L’altra agevolazione (sempre sulla carta prevista e non ancora operativa) introdotta col cosiddetto decreto legge “agosto” riguarda la decontribuzione Sud nella misura del 30% dei contributi dovuti per le aziende delle zone del Mezzogiorno a partire dal 1° ottobre al 31 dicembre 2020. Secondo il governo, insomma, un imprenditore deve organizzare e pianificare la sua azienda in appena tre mesi (la misura, comunque, non è ancora operativa). Risultato del decreto “agosto”? Non esistono al momento misure attuative e quelle previste (e che ci si augura possano diventare operative) stabiliscono che il datore di lavoro debba pianificare la propria attività e nuove assunzioni e/o la conferma dei livelli occupazionali, basando i loro programmi per tre mesi: il nulla.

Qualcuno dirà: utilizziamo gli strumenti già presenti in epoca antecedente alla crisi da coronavirus, per poter attingere a strumenti volti a stimolare le assunzioni, come ad esempio l’incentivo “Io Lavoro”. Bene (o meglio malissimo), l’incentivo “Io Lavoro”, che consiste in uno sgravio fiscale fino a 8.060 euro per un anno, in favore delle aziende che assumono giovani tra 16 e 24 anni, e disoccupati da 25 anni in su, è attualmente bloccato. Il blocco è cagionato dalla perdurante assenza dell’emanazione della circolare applicativa dell’ente previdenziale e ci risiamo: la misura è stata introdotta con decreto Anpal 52 dell’11 febbraio 2020, ma ad oggi (oltre 8 mesi) ancora non è operativa; e quelle poche aziende che, coraggiosamente, hanno deciso di assumere si sono trovate a dover pagare i contributi in misura piena sostenendone l’esborso economico e finanziario, nella speranza che prima o poi arrivino notizie sulle modalità per recuperare i rimborsi.

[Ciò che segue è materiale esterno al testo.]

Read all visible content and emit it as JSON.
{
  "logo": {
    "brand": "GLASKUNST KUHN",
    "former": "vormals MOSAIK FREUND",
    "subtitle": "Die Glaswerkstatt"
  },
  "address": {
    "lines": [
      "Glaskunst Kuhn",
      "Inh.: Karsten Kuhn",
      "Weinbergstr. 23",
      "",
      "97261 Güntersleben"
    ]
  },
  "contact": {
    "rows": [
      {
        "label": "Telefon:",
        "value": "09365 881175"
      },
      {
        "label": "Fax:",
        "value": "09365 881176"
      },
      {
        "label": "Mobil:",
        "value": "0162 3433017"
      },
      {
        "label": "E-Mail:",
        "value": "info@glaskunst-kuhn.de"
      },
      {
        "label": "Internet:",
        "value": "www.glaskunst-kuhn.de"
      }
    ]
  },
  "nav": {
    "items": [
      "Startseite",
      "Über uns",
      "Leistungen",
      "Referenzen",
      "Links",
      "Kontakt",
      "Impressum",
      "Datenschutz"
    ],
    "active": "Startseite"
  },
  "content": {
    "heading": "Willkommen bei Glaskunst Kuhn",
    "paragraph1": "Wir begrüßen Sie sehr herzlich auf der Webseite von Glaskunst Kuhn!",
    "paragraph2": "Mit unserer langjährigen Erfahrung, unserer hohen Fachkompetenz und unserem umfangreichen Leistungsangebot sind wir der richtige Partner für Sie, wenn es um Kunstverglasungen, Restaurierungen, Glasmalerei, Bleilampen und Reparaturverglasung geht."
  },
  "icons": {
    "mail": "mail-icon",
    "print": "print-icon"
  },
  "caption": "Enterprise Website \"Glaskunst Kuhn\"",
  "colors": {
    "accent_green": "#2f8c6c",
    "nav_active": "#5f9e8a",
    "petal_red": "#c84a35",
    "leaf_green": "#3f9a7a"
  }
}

Risulta evidente, insomma, come sia impossibile stimolare l’occupazione con una tale esiguità di strumenti. Occorrono, quindi, interventi importanti e soprattutto strutturali. Alle nostre aziende e ai loro lavoratori serve un arco temporale almeno a medio termine (3-5 anni) su cui poter programmare la propria attività. Solo così si potrà restituire un lavoro a chi l’ha perso e soprattutto competitività alle imprese che necessitano di risorse umane per poter tornare a produrre. I buoni propositi non servono, serve concretezza!